John Morgan. Ghosts. 2011. Flickr.
“You cannot defeat darkness by running from it, nor can you conquer your inner demons by hiding them from the world. In order to defeat the darkness, you must bring it into the light.”
Seth Adam Smith.
Photograph of an oil painting by Andrew Stevovich, Woman with Autumn Leaves, 1994
We do have the choice, of course, of trying to ignore our ghosts. We can decide to ‘forget’ about disturbing events or scary people from our past. However, the likelihood is that, if we do this, then the pain and rage they created in us will emerge in another form.“Resentment and bitterness and old grudges were dead things, which rotted the hands that grasped them.”

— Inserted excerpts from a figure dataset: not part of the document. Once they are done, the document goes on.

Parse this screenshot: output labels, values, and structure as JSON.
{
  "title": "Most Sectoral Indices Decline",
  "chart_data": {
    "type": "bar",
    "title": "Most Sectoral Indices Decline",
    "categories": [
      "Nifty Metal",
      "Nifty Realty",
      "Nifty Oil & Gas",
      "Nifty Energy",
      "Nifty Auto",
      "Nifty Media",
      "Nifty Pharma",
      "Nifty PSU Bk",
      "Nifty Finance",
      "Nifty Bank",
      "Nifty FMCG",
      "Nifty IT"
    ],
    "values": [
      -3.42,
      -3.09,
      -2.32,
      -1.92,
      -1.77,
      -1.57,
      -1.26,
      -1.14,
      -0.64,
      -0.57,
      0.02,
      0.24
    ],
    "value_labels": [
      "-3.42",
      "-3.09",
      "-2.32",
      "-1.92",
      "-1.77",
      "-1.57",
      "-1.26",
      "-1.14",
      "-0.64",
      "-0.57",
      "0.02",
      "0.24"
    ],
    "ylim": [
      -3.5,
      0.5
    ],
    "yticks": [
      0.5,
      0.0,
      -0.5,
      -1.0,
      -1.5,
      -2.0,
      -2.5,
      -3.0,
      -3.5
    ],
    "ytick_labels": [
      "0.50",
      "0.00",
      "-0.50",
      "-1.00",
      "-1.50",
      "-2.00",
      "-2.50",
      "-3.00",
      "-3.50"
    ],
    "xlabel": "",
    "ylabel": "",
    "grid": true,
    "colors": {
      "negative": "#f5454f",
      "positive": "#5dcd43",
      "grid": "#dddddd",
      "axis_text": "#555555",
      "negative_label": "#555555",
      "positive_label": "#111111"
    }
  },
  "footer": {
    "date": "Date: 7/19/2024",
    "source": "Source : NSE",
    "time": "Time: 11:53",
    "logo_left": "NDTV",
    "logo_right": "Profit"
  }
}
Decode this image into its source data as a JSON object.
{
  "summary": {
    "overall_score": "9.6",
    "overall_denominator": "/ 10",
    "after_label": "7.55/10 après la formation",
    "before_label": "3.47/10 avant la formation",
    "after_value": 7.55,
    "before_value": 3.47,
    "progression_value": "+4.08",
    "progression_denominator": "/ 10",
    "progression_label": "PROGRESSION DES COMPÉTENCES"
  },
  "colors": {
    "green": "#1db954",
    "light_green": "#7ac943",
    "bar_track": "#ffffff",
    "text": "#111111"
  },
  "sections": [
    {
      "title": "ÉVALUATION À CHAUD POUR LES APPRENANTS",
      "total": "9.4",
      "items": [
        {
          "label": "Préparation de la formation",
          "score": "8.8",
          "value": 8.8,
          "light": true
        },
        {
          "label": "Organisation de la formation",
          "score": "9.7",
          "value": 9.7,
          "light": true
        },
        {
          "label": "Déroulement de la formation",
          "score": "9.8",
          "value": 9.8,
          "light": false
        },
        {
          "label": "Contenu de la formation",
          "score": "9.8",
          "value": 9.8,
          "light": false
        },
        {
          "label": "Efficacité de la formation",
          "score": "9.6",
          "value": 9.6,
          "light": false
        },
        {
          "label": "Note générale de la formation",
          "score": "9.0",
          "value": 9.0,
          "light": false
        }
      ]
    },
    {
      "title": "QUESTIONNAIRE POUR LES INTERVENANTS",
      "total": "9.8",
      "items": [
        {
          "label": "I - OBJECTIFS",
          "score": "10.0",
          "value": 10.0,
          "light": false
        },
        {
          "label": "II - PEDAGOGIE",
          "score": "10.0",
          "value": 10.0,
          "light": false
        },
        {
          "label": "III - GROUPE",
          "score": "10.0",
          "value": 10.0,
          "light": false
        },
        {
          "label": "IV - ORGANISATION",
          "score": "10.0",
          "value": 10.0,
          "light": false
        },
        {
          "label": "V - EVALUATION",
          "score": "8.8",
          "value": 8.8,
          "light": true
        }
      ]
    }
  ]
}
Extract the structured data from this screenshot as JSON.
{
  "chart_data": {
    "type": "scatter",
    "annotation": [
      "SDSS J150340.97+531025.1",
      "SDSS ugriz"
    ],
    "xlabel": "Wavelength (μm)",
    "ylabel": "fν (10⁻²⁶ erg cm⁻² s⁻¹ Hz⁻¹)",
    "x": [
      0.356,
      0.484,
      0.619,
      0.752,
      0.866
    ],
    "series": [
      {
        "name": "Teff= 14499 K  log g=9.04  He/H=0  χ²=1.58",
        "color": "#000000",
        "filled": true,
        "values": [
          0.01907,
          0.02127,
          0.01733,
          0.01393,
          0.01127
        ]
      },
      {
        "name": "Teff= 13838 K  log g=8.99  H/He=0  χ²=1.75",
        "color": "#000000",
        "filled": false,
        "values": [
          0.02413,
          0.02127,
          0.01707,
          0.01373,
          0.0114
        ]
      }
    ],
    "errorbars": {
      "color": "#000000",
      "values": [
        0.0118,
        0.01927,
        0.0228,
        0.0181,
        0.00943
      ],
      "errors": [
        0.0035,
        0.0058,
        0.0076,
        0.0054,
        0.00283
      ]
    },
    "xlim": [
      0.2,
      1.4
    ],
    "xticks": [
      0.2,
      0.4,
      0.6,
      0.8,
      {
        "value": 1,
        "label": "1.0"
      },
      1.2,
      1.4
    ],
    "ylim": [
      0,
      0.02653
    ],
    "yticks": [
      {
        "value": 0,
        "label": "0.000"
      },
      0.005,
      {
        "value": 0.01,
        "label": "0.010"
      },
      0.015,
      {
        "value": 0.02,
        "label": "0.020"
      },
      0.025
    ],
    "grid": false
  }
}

Winston Graham, Jeremy Poldark
As the quotation says, often the bitterness remains, but its source is lost in our memory, leaving us generally resentful and angry with the world. Whilst there may have originally been very valid reasons for feeling angry at a real injustice, unfairness or grievance, allowing this anger to fester and putrefy and carrying it forward inside oneself, can only be damaging to health, happiness and wellbeing. Freud described this rather disturbing process as ‘the return of the repressed.’“Bitterness: anger that forgot where it came from.”
Alain de Botton
“Unexpressed emotions will never die. They are buried alive and will come forth later in uglier ways.”
Sigmund Freud
Ghost – Eleanor Engle. 2008. Wikioo.
If we really want to move on and change how we feel, it is crucial to face our past experiences, and to become aware of what we have taken inside ourselves as a result. In psychotherapy, we will work at uncovering the obsolete, internal ‘ghosts’ that are interfering with how we act in the present. We can tell the stories, and at last express the unexpressed emotions associated with these past images. We can also discover how, where and when they originated, exploring how they affected us then. We need then to try to ensure that we do not continually repeat past destructive behaviours, nor hand them down, noxious and unprocessed, to future generations.“If you lack the humility to go back and tie up the loose ends in your past, then be prepared to forever be haunted by her ghosts, all of whom will come into your present and your future— staining everything and everyone with their leftover emotional and mental garbage.
C.JoyBell C.
Fiore. Freedom. “Volar o no volar.” Flickr.
© Linda Berman“We are ghosts or we are ancestors in our children’s lives. We either lay our mistakes, our burdens upon them, and we haunt them, or we assist them in laying those old burdens down, and we free them from the chain of our own flawed behavior. And as ancestors, we walk alongside of them, and we assist them in finding their own way, and some transcendence.”